Checks the health state of the system and various subsystems.
This plugin monitors the:
A typical output would look like:
./check_netapp_health --host=sim96
NETAPP HEALTH OK - 7 (sub)systems checked
subsystem.fhm_bridge (ok)
subsystem.fhm_switch (ok)
subsystem.metrocluster_node (ok)
subsystem.metrocluster (ok)
subsystem.cifs_ndo (ok)
subsystem.switch_health (ok)
system.health (ok)
The patterns given to the --exclude|-X
and --include|-I
parameters allow to check specific (sub-)systems only.
With --ok-status=<regex>
the status can be defined which should be considered ok (e.g. confirmed errors). See also the section Examples.

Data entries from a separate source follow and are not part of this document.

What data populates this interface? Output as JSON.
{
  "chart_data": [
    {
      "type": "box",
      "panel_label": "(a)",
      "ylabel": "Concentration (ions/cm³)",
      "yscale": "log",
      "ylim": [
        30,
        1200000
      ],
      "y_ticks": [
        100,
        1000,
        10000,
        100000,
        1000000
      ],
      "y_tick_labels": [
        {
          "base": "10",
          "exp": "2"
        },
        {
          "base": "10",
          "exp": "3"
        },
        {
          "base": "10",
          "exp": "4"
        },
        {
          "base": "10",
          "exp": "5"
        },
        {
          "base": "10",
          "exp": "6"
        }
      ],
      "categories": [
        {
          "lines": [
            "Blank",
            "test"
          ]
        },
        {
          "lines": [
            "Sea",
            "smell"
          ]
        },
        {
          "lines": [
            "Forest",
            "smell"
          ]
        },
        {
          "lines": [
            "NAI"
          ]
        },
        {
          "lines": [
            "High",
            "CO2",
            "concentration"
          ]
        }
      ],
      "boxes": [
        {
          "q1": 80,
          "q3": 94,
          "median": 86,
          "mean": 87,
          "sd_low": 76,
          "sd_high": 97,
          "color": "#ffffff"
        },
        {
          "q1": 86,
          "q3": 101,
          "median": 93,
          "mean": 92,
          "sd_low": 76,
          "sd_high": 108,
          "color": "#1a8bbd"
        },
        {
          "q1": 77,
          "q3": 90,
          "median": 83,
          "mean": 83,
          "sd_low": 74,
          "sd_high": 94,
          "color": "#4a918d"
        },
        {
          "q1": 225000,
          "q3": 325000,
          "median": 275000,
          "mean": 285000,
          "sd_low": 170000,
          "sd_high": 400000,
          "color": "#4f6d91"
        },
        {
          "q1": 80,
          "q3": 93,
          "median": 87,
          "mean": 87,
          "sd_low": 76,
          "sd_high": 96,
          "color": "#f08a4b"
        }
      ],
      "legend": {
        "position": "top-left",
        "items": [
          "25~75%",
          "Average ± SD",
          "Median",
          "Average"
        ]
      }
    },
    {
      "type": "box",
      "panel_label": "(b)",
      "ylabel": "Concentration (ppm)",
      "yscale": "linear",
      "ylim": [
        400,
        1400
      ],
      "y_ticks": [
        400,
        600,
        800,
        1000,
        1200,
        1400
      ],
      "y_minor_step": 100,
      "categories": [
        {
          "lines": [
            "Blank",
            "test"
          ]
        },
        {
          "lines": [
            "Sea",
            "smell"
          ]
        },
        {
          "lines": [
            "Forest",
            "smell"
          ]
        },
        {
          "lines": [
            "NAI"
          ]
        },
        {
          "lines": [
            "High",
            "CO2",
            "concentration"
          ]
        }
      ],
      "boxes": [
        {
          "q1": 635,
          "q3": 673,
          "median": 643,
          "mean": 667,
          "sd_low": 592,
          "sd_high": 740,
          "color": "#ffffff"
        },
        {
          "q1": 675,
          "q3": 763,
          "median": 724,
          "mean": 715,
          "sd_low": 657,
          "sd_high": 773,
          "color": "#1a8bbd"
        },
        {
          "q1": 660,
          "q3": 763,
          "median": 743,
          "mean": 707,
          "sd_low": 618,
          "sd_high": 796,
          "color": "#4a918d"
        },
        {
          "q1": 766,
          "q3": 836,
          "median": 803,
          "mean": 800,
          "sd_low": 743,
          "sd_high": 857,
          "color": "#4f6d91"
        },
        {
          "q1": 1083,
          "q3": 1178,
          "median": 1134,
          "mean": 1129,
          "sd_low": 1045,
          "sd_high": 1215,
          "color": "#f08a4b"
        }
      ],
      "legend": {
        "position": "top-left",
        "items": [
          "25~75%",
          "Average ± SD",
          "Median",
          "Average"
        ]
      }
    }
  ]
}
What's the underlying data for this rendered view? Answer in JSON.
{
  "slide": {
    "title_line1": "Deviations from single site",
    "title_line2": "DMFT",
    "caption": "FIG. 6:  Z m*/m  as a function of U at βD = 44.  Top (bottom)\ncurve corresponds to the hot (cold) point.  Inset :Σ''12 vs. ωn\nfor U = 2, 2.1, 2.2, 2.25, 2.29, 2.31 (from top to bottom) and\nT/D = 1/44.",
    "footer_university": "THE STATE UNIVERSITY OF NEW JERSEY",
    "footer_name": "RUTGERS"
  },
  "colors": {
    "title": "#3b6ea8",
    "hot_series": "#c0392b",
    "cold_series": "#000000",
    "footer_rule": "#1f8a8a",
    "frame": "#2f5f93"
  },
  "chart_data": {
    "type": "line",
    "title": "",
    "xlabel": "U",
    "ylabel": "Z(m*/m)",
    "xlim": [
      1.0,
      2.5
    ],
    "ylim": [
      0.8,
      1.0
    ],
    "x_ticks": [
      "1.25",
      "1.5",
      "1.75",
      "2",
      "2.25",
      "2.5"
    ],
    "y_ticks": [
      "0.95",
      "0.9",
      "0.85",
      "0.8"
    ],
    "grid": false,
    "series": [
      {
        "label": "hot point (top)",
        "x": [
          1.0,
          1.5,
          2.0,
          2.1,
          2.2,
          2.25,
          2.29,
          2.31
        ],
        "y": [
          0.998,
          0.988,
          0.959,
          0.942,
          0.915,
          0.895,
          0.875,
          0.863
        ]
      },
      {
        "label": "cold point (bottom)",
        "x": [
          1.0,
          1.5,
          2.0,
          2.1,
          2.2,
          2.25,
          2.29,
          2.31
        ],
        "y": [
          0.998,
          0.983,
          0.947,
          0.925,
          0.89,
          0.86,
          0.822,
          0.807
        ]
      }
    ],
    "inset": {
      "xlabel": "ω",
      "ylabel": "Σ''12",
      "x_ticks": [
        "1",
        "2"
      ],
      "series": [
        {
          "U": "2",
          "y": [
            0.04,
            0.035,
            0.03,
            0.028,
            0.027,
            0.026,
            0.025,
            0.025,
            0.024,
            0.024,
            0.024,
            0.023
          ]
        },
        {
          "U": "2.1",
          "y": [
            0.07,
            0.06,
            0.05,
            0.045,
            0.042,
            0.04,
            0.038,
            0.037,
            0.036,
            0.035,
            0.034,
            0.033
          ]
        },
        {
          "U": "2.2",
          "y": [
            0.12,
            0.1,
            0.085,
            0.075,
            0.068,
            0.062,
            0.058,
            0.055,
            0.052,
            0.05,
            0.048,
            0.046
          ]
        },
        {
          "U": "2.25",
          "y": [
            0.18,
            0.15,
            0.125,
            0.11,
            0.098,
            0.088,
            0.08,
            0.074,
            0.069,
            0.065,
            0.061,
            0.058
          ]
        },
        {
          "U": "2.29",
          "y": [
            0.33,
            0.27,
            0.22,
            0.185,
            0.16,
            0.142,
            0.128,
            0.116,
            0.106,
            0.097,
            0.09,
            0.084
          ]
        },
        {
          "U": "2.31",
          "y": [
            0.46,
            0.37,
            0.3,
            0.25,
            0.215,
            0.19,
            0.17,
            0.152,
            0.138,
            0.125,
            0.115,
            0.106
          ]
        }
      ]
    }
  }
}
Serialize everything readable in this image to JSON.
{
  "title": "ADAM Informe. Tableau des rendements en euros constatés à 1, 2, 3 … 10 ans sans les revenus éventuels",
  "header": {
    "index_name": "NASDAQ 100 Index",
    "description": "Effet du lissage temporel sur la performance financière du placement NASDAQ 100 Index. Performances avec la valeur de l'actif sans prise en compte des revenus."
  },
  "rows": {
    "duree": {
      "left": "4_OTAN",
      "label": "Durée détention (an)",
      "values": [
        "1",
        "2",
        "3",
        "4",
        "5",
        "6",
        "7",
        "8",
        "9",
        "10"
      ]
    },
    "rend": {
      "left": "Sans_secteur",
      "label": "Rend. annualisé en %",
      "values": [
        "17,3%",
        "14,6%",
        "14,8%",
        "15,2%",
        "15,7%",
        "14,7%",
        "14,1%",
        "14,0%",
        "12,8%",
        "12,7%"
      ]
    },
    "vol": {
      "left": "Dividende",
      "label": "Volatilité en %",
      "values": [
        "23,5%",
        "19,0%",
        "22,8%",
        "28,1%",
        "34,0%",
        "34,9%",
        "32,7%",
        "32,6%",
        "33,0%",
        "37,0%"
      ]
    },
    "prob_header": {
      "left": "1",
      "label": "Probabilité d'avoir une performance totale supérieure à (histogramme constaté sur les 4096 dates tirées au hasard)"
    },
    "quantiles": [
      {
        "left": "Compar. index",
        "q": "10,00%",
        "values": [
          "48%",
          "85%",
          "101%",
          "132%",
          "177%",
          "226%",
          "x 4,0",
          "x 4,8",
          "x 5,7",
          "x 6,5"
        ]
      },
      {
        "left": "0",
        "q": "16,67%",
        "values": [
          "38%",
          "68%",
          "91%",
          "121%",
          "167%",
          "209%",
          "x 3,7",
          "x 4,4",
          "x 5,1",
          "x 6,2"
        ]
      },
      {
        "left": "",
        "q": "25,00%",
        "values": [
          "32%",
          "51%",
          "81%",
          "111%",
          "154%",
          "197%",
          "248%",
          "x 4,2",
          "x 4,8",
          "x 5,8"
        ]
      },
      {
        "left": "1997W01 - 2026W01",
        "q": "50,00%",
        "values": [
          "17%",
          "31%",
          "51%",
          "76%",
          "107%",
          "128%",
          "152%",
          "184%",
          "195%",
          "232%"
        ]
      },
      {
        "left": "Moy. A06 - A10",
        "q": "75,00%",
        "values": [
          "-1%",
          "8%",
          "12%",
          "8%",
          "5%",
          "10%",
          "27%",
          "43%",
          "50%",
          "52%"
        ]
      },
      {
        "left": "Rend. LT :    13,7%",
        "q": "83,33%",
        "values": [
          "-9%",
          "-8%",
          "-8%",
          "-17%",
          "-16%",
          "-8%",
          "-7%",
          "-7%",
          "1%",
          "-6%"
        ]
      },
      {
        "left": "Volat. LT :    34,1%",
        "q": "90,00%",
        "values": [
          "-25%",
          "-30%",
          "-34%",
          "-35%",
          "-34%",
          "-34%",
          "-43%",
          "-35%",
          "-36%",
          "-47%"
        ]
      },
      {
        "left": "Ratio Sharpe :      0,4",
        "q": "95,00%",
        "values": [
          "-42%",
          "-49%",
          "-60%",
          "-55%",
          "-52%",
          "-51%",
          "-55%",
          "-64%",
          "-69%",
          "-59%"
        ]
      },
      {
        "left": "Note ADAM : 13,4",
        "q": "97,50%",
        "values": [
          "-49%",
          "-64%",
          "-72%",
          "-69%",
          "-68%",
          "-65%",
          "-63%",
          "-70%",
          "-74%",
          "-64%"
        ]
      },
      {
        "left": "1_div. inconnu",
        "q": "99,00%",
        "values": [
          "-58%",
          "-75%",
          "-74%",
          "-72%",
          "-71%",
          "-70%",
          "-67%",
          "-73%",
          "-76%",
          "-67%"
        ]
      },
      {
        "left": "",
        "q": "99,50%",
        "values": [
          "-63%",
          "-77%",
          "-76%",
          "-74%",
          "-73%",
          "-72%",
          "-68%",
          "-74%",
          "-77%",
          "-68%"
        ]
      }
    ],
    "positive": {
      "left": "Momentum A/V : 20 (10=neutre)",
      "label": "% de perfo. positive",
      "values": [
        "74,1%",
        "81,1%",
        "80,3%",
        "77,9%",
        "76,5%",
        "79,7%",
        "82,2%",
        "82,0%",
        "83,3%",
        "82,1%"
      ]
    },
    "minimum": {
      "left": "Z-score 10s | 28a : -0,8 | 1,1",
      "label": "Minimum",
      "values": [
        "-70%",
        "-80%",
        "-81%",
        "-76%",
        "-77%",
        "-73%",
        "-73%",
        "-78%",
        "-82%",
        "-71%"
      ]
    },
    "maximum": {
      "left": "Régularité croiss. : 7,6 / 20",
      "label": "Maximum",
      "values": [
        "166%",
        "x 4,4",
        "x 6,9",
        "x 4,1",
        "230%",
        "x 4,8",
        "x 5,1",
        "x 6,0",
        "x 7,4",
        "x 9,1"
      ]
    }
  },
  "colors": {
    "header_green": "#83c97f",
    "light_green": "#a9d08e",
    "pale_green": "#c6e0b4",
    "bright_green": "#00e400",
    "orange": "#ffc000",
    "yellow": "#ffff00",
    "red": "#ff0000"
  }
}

$ ./check_netapp_health --host=sim96
NETAPP HEALTH OK - 7 (sub)systems checked
subsystem.fhm_bridge (ok)
subsystem.fhm_switch (ok)
subsystem.metrocluster_node (ok)
subsystem.metrocluster (ok)
subsystem.cifs_ndo (ok)
subsystem.switch_health (ok)
system.health (ok)
Checks all subsystems and the overall system-health status on sim96. Will return CRITICAL if at least one of the sub-systems or the system have a state other than ok.
$ ./check_netapp_health --host=sim96 --ok-status=^(ok|ok_with_suppressed)$
NETAPP HEALTH OK - 7 (sub)systems checked
subsystem.fhm_bridge (ok)
subsystem.fhm_switch (ok)
subsystem.metrocluster_node (ok)
subsystem.metrocluster (ok)
subsystem.cifs_ndo (ok)
subsystem.switch_health (ok)
system.health (ok_with_suppressed)
Same as above but returns OK even with confirmed errors.
$ ./check_netapp_health -H sim97 -I ^subsystem --alarm-limit=WARNING
NETAPP_PRO HEALTH WARNING - 6 (sub)systems checked, 1 WARNING
subsystem.fhm_bridge (ok)
subsystem.fhm_switch (ok)
subsystem.metrocluster_node (WARNING) (degraded)
subsystem.metrocluster (ok)
subsystem.cifs_ndo (ok)
subsystem.switch_health (ok)
Check only the subsystems and do not send a CRITICAL but a WARNING only if at least one of them is not ok.